I'm having to type this in Notepad at the moment because the internet is down. I realise that there is a pattern emerging where the internet goes down whenever it rains. My brother said that in Hyderabad where he lived before Mumbai, every time it rained they lost power as well. That explains why he has his computer connected to an uninterruptable power supply.

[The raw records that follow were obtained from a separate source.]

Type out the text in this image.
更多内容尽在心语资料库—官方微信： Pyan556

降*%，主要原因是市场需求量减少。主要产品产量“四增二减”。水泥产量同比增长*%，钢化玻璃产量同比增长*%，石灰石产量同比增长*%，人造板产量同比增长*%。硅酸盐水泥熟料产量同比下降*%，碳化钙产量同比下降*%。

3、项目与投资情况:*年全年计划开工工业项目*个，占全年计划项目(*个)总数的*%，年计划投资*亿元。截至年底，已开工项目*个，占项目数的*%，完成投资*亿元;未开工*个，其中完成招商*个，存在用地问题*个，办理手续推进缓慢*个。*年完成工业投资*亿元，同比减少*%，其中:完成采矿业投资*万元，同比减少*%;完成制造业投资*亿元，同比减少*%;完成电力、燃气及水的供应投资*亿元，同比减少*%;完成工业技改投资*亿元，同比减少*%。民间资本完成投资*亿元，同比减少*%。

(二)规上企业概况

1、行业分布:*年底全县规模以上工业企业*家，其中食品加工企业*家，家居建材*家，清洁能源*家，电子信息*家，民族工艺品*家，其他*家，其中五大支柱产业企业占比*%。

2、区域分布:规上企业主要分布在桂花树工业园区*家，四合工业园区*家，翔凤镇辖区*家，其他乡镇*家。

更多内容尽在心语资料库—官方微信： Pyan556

I got a classic picture today of a person driving a motorscooter and texting at the same time. Here everyone is wedded to their mobiles. Even the people running around the exercise track seem to carry them. I'm not getting many good photos taking them through the windows, but the driver doesn't want the windows down or the doors unlocked just in case a beggar tries to steal things when we are stopped in traffic. Speaking of mobiles, I've been lent my sister-in-law's mobile. All day long it goes off with pre-recorded messages trying to sell you stuff. The problem is that the messages are in Hindi, so all the cute jingles they play just go over my head. Also you get bombarded by txt messages offering you things like mystical-image-of-the-day wall papers. If any Australian phone company ever says that they are going to allow advertising, I suggest that you change companies immediately.
I've also attached a few more street scenes, like the following one that shows our apartment block in the distance, looking a lot like the ivory towers they are.

You can see from the shop frontages why you can't walk on the footpaths.
Anyway, that's all for now. the internet is back up (its been down for a day) so I can send this and get started on Day 5.